## 1 Introduction

There have been an upsurge of interests in cryptocurrencies and distributed ledger technologies since the success of Bitcoin. At its core, a blockchain system relies on a consensus protocol that ensures all nodes in the network agree on a single chain of transaction history. The functioning is guaranteed, regardless of any possible adverse influence of malfunctioning and malicious nodes. The underlying blockchain technologies have seen a vast amount of interests for business and innovation, with applications ranging from logistics, healthcare, and smart cities.

Fault-tolerant consensus has been extensively studied in distributed systems [4, 5, 2, 13]. *Byzantine* fault tolerance (BFT) [11] is tolerant up to a third of the participant machines in failure. In BFT systems, reaching agreement is crucial to guarantee consistency of the continuous replication of distributed state machine across the network.
Byzantine nodes refer to participant processes (or machines) which may be at fault, get disconnected or some of them can be adversary.
A Byzantine failure is often caused by a malfunctioning or malicious process [11]. If multiple Byzantine components co-exist, they may collude to cause more damage to the network. Byzantine fault is considered the most severe and challeging to deal with, and crash failure is often considered a benign case.

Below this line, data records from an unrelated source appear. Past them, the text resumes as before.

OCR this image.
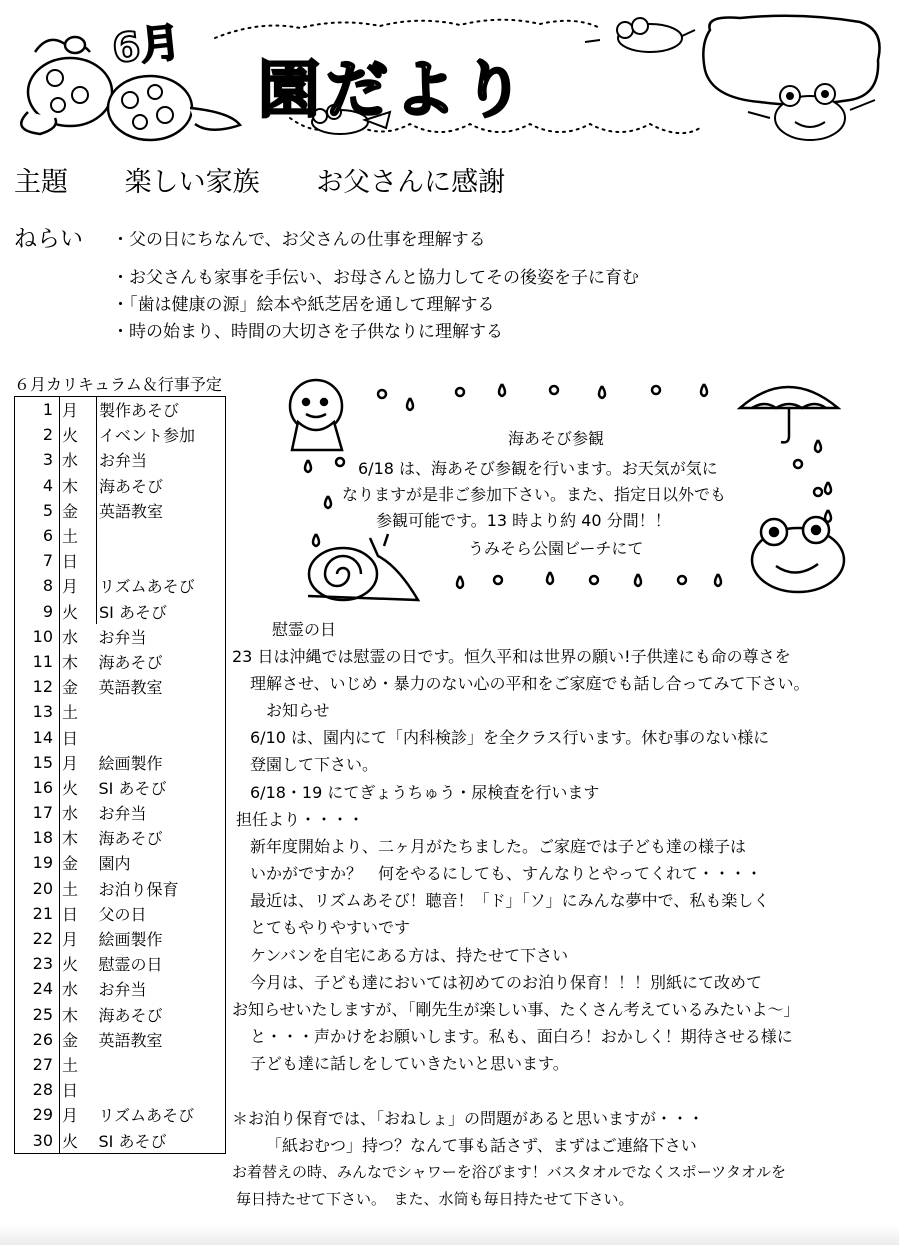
6月
園だより
主題 楽しい家族 お父さんに感謝
ねらい ・父の日にちなんで、お父さんの仕事を理解する
・お父さんも家事を手伝い、お母さんと協力してその後姿を子に育む
・「歯は健康の源」絵本や紙芝居を通して理解する
・時の始まり、時間の大切さを子供なりに理解する
６月カリキュラム＆行事予定
1	月	製作あそび
2	火	イベント参加
3	水	お弁当
4	木	海あそび
5	金	英語教室
6	土	
7	日	
8	月	リズムあそび
9	火	SI あそび
10	水	お弁当
11	木	海あそび
12	金	英語教室
13	土	
14	日	
15	月	絵画製作
16	火	SI あそび
17	水	お弁当
18	木	海あそび
19	金	園内
20	土	お泊り保育
21	日	父の日
22	月	絵画製作
23	火	慰霊の日
24	水	お弁当
25	木	海あそび
26	金	英語教室
27	土	
28	日	
29	月	リズムあそび
30	火	SI あそび
海あそび参観
6/18 は、海あそび参観を行います。お天気が気に
なりますが是非ご参加下さい。また、指定日以外でも
参観可能です。13 時より約 40 分間！！
うみそら公園ビーチにて
慰霊の日
23 日は沖縄では慰霊の日です。恒久平和は世界の願い!子供達にも命の尊さを
理解させ、いじめ・暴力のない心の平和をご家庭でも話し合ってみて下さい。
お知らせ
6/10 は、園内にて「内科検診」を全クラス行います。休む事のない様に
登園して下さい。
6/18・19 にてぎょうちゅう・尿検査を行います
担任より・・・・
新年度開始より、二ヶ月がたちました。ご家庭では子ども達の様子は
いかがですか？　何をやるにしても、すんなりとやってくれて・・・・
最近は、リズムあそび！聴音！「ド」「ソ」にみんな夢中で、私も楽しく
とてもやりやすいです
ケンバンを自宅にある方は、持たせて下さい
今月は、子ども達においては初めてのお泊り保育！！！別紙にて改めて
お知らせいたしますが、「剛先生が楽しい事、たくさん考えているみたいよ～」
と・・・声かけをお願いします。私も、面白ろ！おかしく！期待させる様に
子ども達に話しをしていきたいと思います。
＊お泊り保育では、「おねしょ」の問題があると思いますが・・・
「紙おむつ」持つ？なんて事も話さず、まずはご連絡下さい
お着替えの時、みんなでシャワーを浴びます！バスタオルでなくスポーツタオルを
毎日持たせて下さい。　また、水筒も毎日持たせて下さい。
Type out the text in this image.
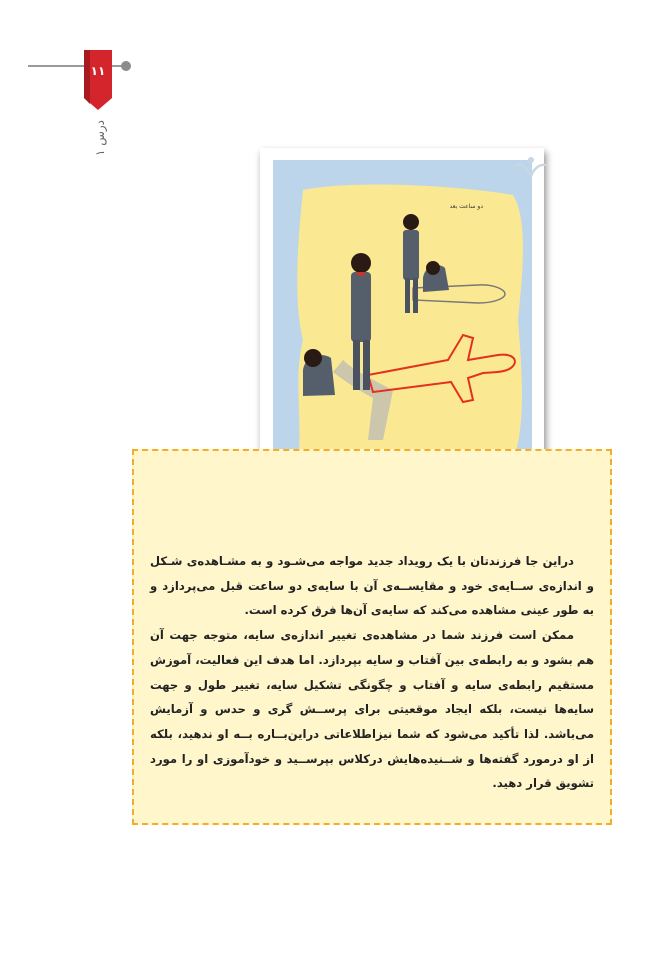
۱۱
درس ۱
دو ساعت بعد

دراین جا فرزندتان با یک رویداد جدید مواجه می‌شـود و به مشـاهده‌ی شـکل و اندازه‌ی ســایه‌ی خود و مقایســه‌ی آن با سایه‌ی دو ساعت قبل می‌پردازد و به طور عینی مشاهده می‌کند که سایه‌ی آن‌ها فرق کرده است.

ممکن است فرزند شما در مشاهده‌ی تغییر اندازه‌ی سایه، متوجه جهت آن هم بشود و به رابطه‌ی بین آفتاب و سایه بپردازد. اما هدف این فعالیت، آموزش مستقیم رابطه‌ی سایه و آفتاب و چگونگی تشکیل سایه، تغییر طول و جهت سایه‌ها نیست، بلکه ایجاد موقعیتی برای پرســش گری و حدس و آزمایش می‌باشد. لذا تأکید می‌شود که شما نیزاطلاعاتی دراین‌بــاره بــه او ندهید، بلکه از او درمورد گفته‌ها و شــنیده‌هایش درکلاس بپرســید و خودآموزی او را مورد تشویق قرار دهید.
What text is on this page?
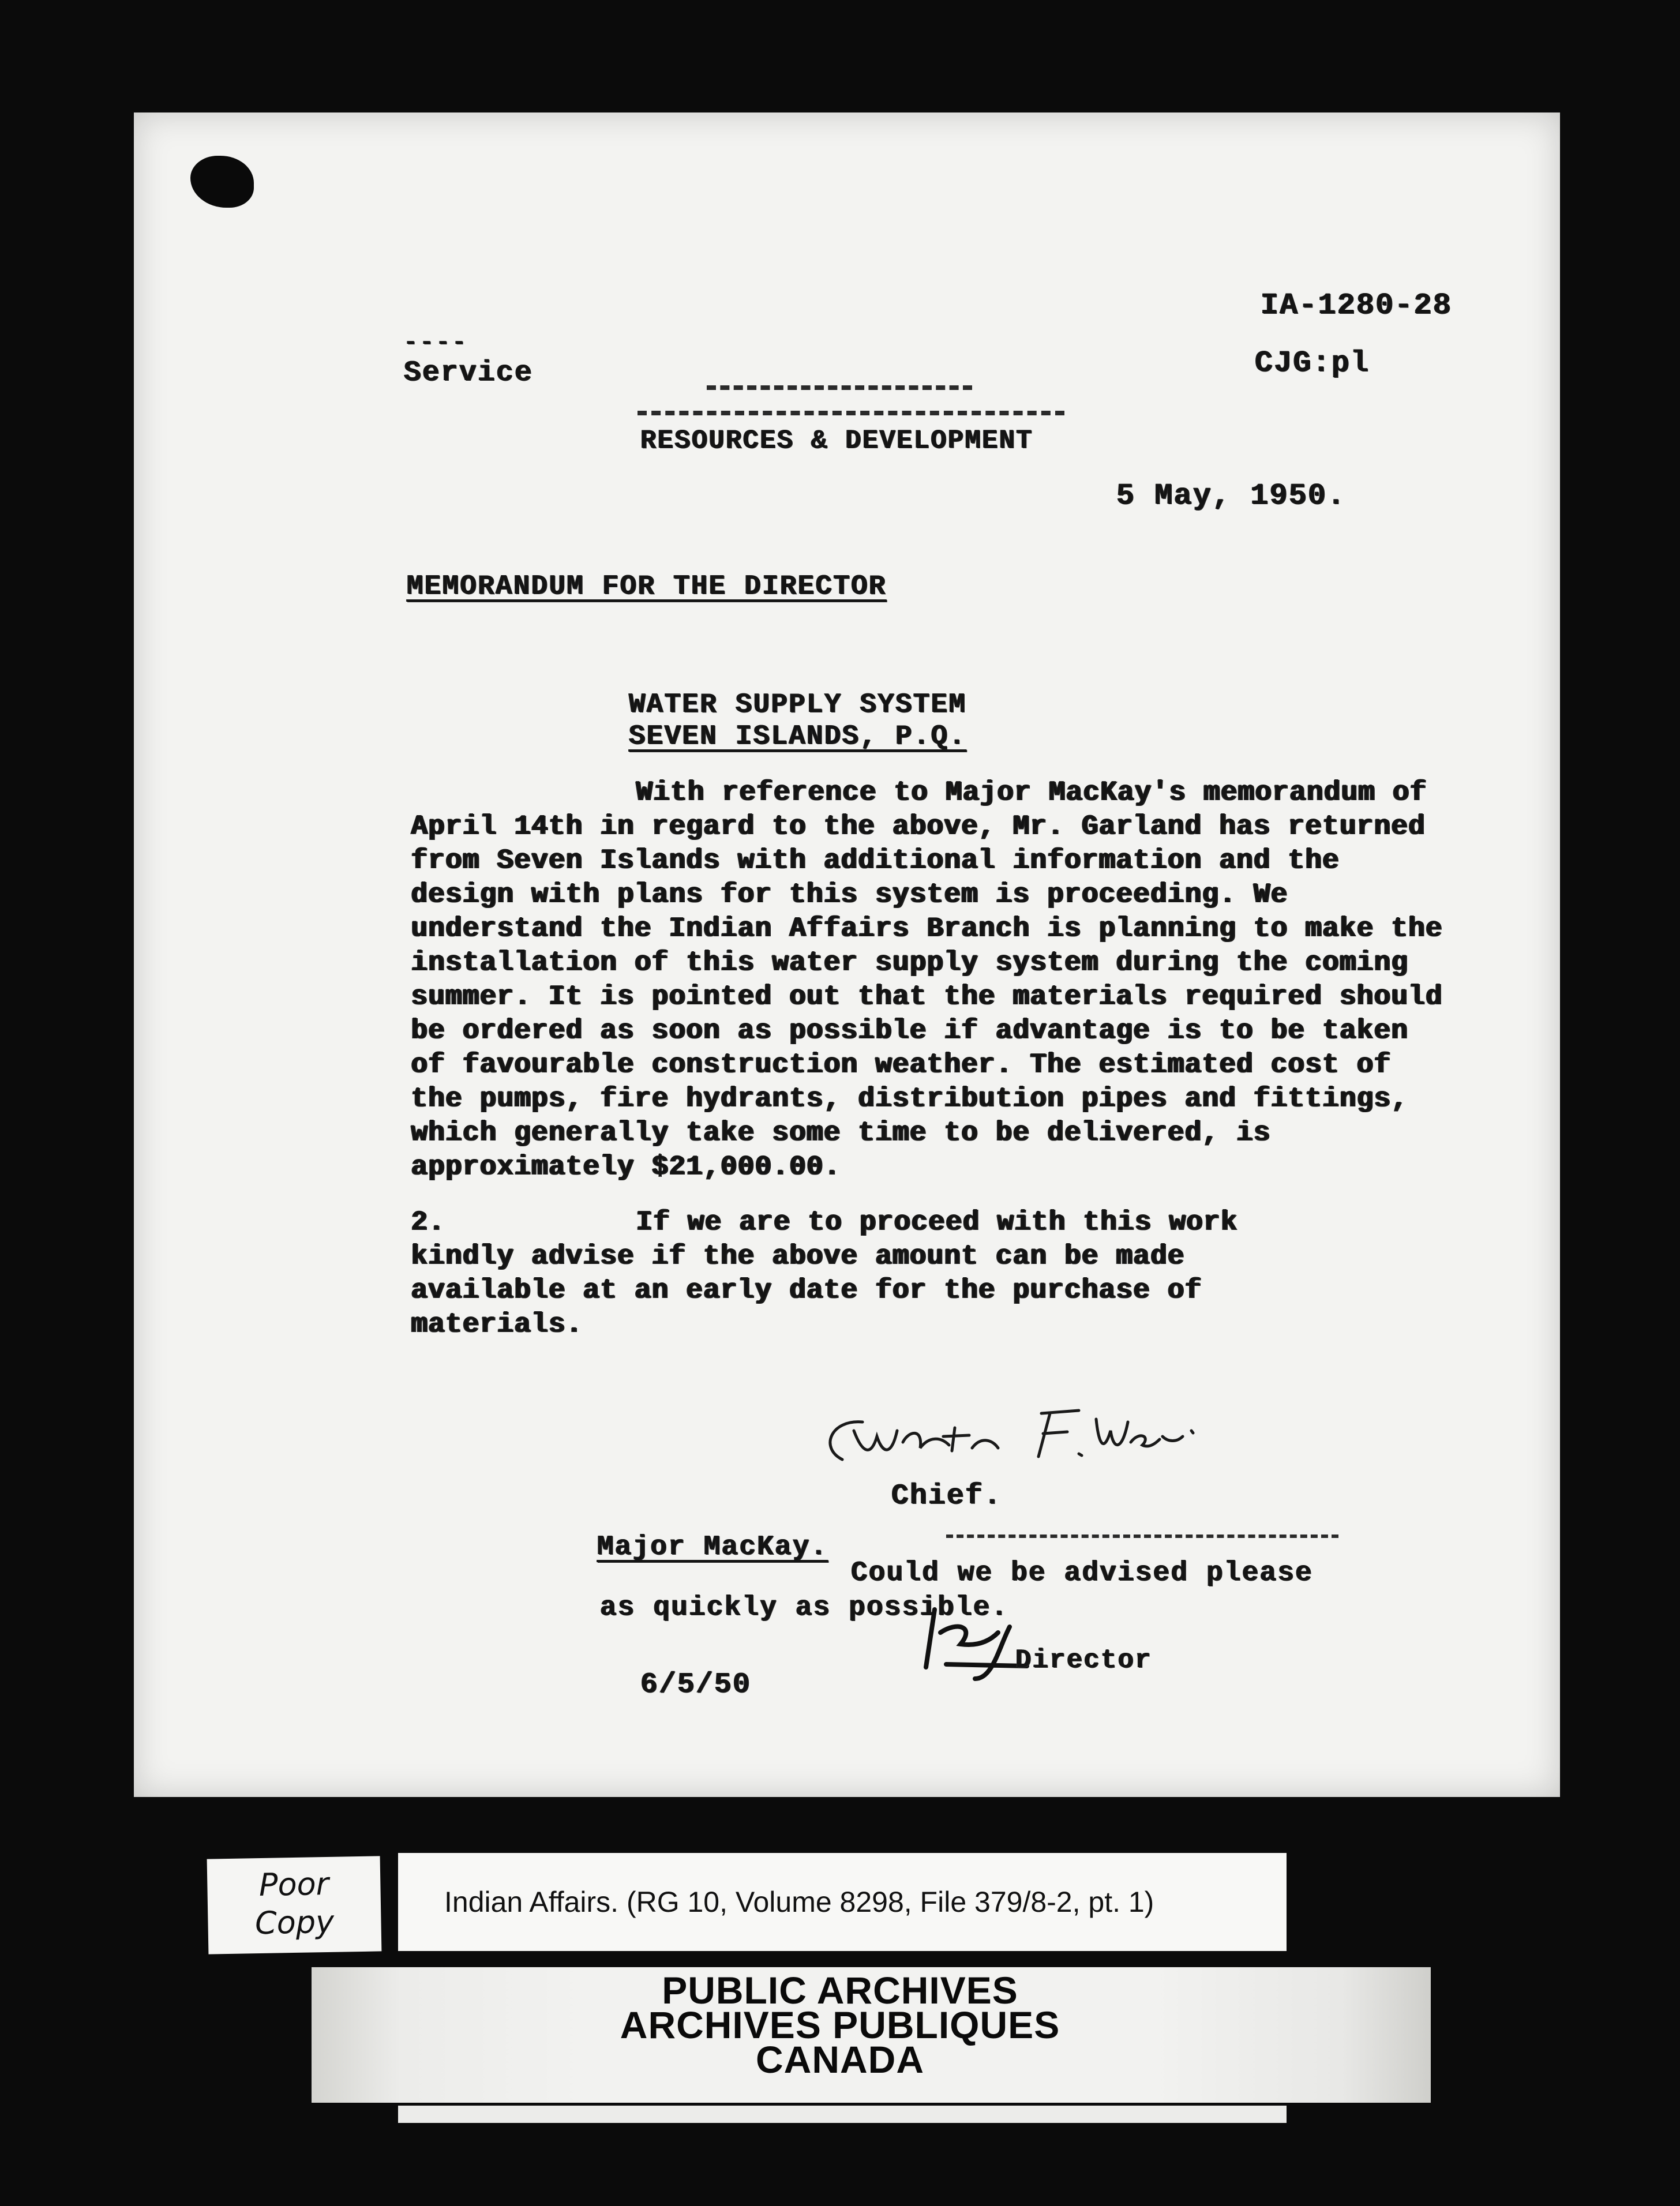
IA-1280-28
CJG:pl
----
Service
RESOURCES & DEVELOPMENT
5 May, 1950.
MEMORANDUM FOR THE DIRECTOR
WATER SUPPLY SYSTEM
SEVEN ISLANDS, P.Q.

With reference to Major MacKay's memorandum of April 14th in regard to the above, Mr. Garland has returned from Seven Islands with additional information and the design with plans for this system is proceeding. We understand the Indian Affairs Branch is planning to make the installation of this water supply system during the coming summer. It is pointed out that the materials required should be ordered as soon as possible if advantage is to be taken of favourable construction weather. The estimated cost of the pumps, fire hydrants, distribution pipes and fittings, which generally take some time to be delivered, is approximately $21,000.00.

2.	If we are to proceed with this work kindly advise if the above amount can be made available at an early date for the purchase of materials.

Chief.
Major MacKay.
Could we be advised please
as quickly as possible.
Director
6/5/50
Poor
Copy
Indian Affairs. (RG 10, Volume 8298, File 379/8-2, pt. 1)
PUBLIC ARCHIVES
ARCHIVES PUBLIQUES
CANADA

In spite of different states in distributed processes, a BFT consensus algorithm guarantees all (honest) processes agree on common states and common data values. Services built on top of these BFT algorithms can guarantee that all honest nodes will perform same sequence of actions regardless of faulty components and unreliable communication links. This consensus guarantee is crucial in distributed BFT systems. Consensus algorithms, which guarantee transaction integrity over the distributed network, are equivalent to the proof of BFT [3, 10]. Practical BFT (pBFT) [5] can reach a consensus for a block once the block is shared with other participants and the share information is further shared with others [9, 12].

Most of the previous work in BFT systems have mainly focused on *common knowledge* or *common state* of the states of all participant processes in the network [15, 8]. This is fundamentally important in BFT systems, to know about which knowledge a process has learned about the other processes’ states, as well as the global state of the system. However, there is a gap in justifying about common knowledge of Byzantine faults in a BFT system, such as, whether existence of a Byzantine node is known by all honest nodes. Giv en the dynamic nature of a realistic network, processes may fail or get compromised unexpectedly and unpredictably. Thus, it is critical to reason about which processes know about the faulty processes of the network.

To motivate our study, we start with the following problem, which describes a simple version of Byzantine fault detection problem.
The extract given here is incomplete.